Título: Aposentadoria, época do trabalho voluntário
Autor: Emílio Sant'Anna
Fonte: O Estado de São Paulo, 24/03/2006, Vida&, p. A20

Centro paulistano vê em colaboradores idosos a vantagem de ampla experiência profissional e tempo disponível

A mudança drástica no cotidiano de quem se aposenta é apontada como uma das responsáveis pela depressão na terceira idade. Mas o problema da falta de atividades criativas e da busca de metas pode ser resolvido pelo trabalho voluntário. As entidades estão percebendo o valor da experiência profissional e de vida dos mais velhos - além das vantagens da maior flexibilidade de horário.

Uma vez por semana, Pérola Jankeluvicius, de 79 anos, sai cedo de casa para encontrar as amigas Sara Szumlewicz e Ester Sebag na instituição beneficente israelita Ten Yad, no Bom Retiro. As três fazem parte de um grupo de 350 voluntárias, a maioria idosas.

Seu trabalho é ajudar a cortar, empacotar e coordenar o trabalho de distribuição de pães. Ali ela passa quase três horas do dia. Enquanto uma corta os pães, as outras duas os empacotam e acondicionam nas caixas que seguirão com refeições levadas para bairros da periferia ou na baixada do Glicério, no centro de São Paulo.

Para Pérola, lidar com a falta de ocupação após a aposentadoria não foi fácil. "No primeiro dia depois de parar de trabalhar, acordei e fui conferir em minha agenda os compromissos", diz. "Comecei a chorar quando vi que não tinha nada para fazer." Ela encara o voluntariado como terapia. "É a instituição que me ajuda, e não o contrário."

O geriatra da Universidade Federal de São Paulo (Unifesp) Clineu de Mello Almada Filho chama atenção para a importância desse tipo de trabalho. "Essa geração não diversificou suas atividades antes da aposentadoria. O trabalho voluntário é uma possibilidade de resgate da auto-estima."

REFERÊNCIA

O Centro de Voluntariado de São Paulo (CVSP) encaminha todo mês, em média, 300 pessoas de todas as idades para 660 organizações sociais cadastradas. O centro também abriga 55 voluntários, 11 deles com mais de 65 anos.

Stella Tetreault, de 71 anos, biblioteconomista aposentada, é uma delas. Há quatro anos no CVSP, diz não se acostumaria a viver sem trabalhar. "Só vou parar quando não tiver condições de trabalhar bem", explica.

Segundo Eliane Lemos, coordenadora de capacitação e do programa de voluntariado do CVSP, a vantagem dos voluntários mais velhos é a experiência que os mais novos não têm, além da maior disposição de tempo.

REMÉDIOS OU COMIDA

Freqüentando as reuniões de uma associação de aposentados e pensionistas no centro do Rio, Jorge Cramper, de 80 anos, decidiu montar ele mesmo um serviço de ajuda voluntária ao perceber as dificuldades econômicas de seus colegas.
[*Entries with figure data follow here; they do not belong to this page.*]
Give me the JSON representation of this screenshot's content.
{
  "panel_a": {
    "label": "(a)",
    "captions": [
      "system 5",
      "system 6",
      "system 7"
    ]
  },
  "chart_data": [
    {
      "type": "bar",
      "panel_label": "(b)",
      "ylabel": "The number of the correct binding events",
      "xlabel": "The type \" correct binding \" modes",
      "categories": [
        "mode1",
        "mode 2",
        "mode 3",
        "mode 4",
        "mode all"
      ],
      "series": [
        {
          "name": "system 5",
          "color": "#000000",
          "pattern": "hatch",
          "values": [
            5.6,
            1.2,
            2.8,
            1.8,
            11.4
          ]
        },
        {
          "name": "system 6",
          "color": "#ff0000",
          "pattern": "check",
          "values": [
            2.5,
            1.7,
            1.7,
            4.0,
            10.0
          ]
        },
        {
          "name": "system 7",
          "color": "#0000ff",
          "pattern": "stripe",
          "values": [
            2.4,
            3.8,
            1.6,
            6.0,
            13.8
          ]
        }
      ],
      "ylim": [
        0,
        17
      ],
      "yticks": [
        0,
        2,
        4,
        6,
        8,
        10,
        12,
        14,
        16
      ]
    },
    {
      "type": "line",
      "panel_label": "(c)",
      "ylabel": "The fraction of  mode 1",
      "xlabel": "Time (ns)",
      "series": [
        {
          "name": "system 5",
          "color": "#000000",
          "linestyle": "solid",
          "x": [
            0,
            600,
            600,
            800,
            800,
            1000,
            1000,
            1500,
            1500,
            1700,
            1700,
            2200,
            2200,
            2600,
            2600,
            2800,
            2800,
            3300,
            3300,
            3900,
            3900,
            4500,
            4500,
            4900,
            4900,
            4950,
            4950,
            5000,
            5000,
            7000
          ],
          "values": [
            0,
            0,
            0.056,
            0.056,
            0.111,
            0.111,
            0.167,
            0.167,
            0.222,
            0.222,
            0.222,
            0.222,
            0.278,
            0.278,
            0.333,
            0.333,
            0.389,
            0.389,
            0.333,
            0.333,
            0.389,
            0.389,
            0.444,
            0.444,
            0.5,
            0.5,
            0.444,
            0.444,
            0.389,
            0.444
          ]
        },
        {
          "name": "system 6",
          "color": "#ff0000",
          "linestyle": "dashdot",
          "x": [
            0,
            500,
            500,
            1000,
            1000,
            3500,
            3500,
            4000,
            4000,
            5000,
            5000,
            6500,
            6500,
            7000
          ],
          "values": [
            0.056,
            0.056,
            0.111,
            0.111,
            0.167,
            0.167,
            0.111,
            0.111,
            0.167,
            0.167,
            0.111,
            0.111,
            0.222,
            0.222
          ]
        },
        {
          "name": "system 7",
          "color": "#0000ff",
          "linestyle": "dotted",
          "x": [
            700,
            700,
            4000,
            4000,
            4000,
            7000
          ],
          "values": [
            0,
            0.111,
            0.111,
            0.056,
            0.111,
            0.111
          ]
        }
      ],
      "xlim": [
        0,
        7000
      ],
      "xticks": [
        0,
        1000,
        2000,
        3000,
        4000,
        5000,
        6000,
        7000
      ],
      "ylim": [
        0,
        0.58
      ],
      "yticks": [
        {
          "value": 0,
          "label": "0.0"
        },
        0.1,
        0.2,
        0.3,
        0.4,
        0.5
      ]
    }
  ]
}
Para muitos, comprar remédios com pouco mais de um salário mínimo de aposentadoria era impossível. Como Cramper trabalhou em uma multinacional do setor farmacêutico por mais de 40 anos, resolveu criar um banco de remédios na sede da associação.

Após nove anos de voluntariado, Cramper contabiliza 45 mil doações e hoje conta com a ajuda de mais 12 pessoas. "Tem associado que precisa tomar até 18 remédios por dia", diz ele. "Ou come ou compra os medicamentos."

Todas as doações são feitas apenas com a apresentação da receita e do nome do médico. Em 2001, Cramper ganhou o concurso Talentos da Maturidade, do Banco Real, na categoria Programas Exemplares, por seu trabalho social. "Para mim a recompensa é a satisfação de um idoso ao receber um remédio que não poderia comprar."